I went to therapy for the first time in college, the heaviness I’d lived with for a few years making it impossible to concentrate, despite how much I loved what I was studying. It scared me, how similar it looked to what my mother was going through, that for a while I assumed it had to be normal. I slept too much and had trouble making friends. I didn’t know when it took root, only that I was having fewer and fewer good days in between bouts of hopelessness and lethargy. I didn’t know if anyone in the campus clinic could help me, but at the very least, I figured I couldn’t feel any worse than I already did.
“I just feel . . . off,” I told the therapist. I learned there was probably a name for what my mother was struggling with, even though she’d never been diagnosed, never talked to anyone, never taken medication. I learned that all the reasons I was furious with Amelia Abrams and found her emotionally draining to the point where I’d need twelve hours of sleep the next day to recover from a visit home—they were beyond her control, to a certain extent. She was suffering, too. But she wouldn’t help herself.
And then I learned that the thing weighing me down wasn’t just an adjective, but a noun. Depression. I was clinically depressed, and I wasn’t going to let it control me. My mother had always been against medication. She said it was because of the side effects, but she wouldn’t even take Advil when she had a headache. But I wanted a life on the opposite end of the spectrum from my mother’s, so I filled my prescription.

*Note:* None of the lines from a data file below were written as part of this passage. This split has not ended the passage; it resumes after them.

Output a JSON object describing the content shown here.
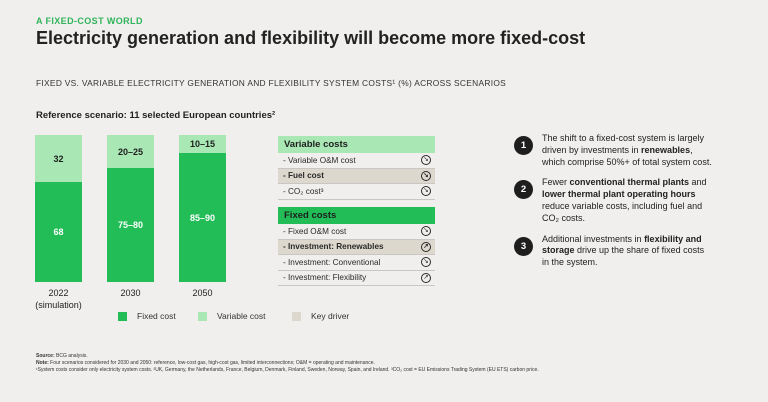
{
  "kicker": "A FIXED-COST WORLD",
  "title": "Electricity generation and flexibility will become more fixed-cost",
  "subtitle": "FIXED VS. VARIABLE ELECTRICITY GENERATION AND FLEXIBILITY SYSTEM COSTS¹ (%) ACROSS SCENARIOS",
  "scenario_label": "Reference scenario: 11 selected European countries²",
  "colors": {
    "fixed": "#22bd57",
    "variable": "#a9e8b5",
    "key_driver": "#ddd8cd",
    "panel_variable_head": "#a9e8b5",
    "panel_fixed_head": "#22bd57"
  },
  "chart_data": {
    "type": "bar",
    "stacked": true,
    "title": "Reference scenario: 11 selected European countries²",
    "categories": [
      "2022\n(simulation)",
      "2030",
      "2050"
    ],
    "series": [
      {
        "name": "Fixed cost",
        "values": [
          68,
          77.5,
          87.5
        ],
        "labels": [
          "68",
          "75–80",
          "85–90"
        ]
      },
      {
        "name": "Variable cost",
        "values": [
          32,
          22.5,
          12.5
        ],
        "labels": [
          "32",
          "20–25",
          "10–15"
        ]
      }
    ],
    "ylim": [
      0,
      100
    ],
    "legend": [
      "Fixed cost",
      "Variable cost",
      "Key driver"
    ],
    "legend_position": "bottom"
  },
  "legend": {
    "fixed": "Fixed cost",
    "variable": "Variable cost",
    "key": "Key driver"
  },
  "variable_costs": {
    "heading": "Variable costs",
    "items": [
      {
        "label": "- Variable O&M cost",
        "icon": "↘",
        "key": false
      },
      {
        "label": "- Fuel cost",
        "icon": "↘",
        "key": true
      },
      {
        "label": "- CO₂ cost³",
        "icon": "↘",
        "key": false
      }
    ]
  },
  "fixed_costs": {
    "heading": "Fixed costs",
    "items": [
      {
        "label": "- Fixed O&M cost",
        "icon": "↘",
        "key": false
      },
      {
        "label": "- Investment: Renewables",
        "icon": "↗",
        "key": true
      },
      {
        "label": "- Investment: Conventional",
        "icon": "↘",
        "key": false
      },
      {
        "label": "- Investment: Flexibility",
        "icon": "↗",
        "key": false
      }
    ]
  },
  "points": [
    {
      "num": "1",
      "segments": [
        {
          "t": "The shift to a fixed-cost system is largely driven by investments in ",
          "b": false
        },
        {
          "t": "renewables",
          "b": true
        },
        {
          "t": ", which comprise 50%+ of total system cost.",
          "b": false
        }
      ]
    },
    {
      "num": "2",
      "segments": [
        {
          "t": "Fewer ",
          "b": false
        },
        {
          "t": "conventional thermal plants",
          "b": true
        },
        {
          "t": " and ",
          "b": false
        },
        {
          "t": "lower thermal plant operating hours",
          "b": true
        },
        {
          "t": " reduce variable costs, including fuel and CO₂ costs.",
          "b": false
        }
      ]
    },
    {
      "num": "3",
      "segments": [
        {
          "t": "Additional investments in ",
          "b": false
        },
        {
          "t": "flexibility and storage",
          "b": true
        },
        {
          "t": " drive up the share of fixed costs in the system.",
          "b": false
        }
      ]
    }
  ],
  "footer": {
    "source_label": "Source:",
    "source": " BCG analysis.",
    "note_label": "Note:",
    "note": " Four scenarios considered for 2030 and 2050: reference, low-cost gas, high-cost gas, limited interconnections; O&M = operating and maintenance.",
    "footnote": "¹System costs consider only electricity system costs. ²UK, Germany, the Netherlands, France, Belgium, Denmark, Finland, Sweden, Norway, Spain, and Ireland. ³CO₂ cost = EU Emissions Trading System (EU ETS) carbon price."
  }
}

It had been such a relief to have a name for it—until I came home for winter break and tried to explain it to her. Some part of me hoped she’d see herself in my diagnosis, that it might spark her to get help. “We’re all depressed,” she said instead, brushing it off. “The world is fucking awful. We just have to learn how to deal with it.”
I wouldn’t let her pull me back under. For almost ten years, I’ve been on meds and in therapy, and they’ve changed my life.
“It’s a great place. I checked it out online, and it has solid reviews,” Alex is saying, and I briefly imagine a Yelp for psychiatric hospitals. “She wants to change, Ari.”
“And you believe her.”
“She’s always wanted to. It’s just . . . taken her a while to get there.”
She’s always wanted to. Those words send me into another spiral. When my first boyfriend dumped me after a homecoming dance because he thought I wasn’t fun enough, and she asked what I’d done to drive him away. “We’re too much for them,” she told me, and I believed her. When my college boyfriend, a guy named Michael I’d only been dating for a few weeks, dumped me because I spilled everything to him—my mother, therapy, my new antidepressants—and he said he wasn’t ready to be in a serious relationship with me.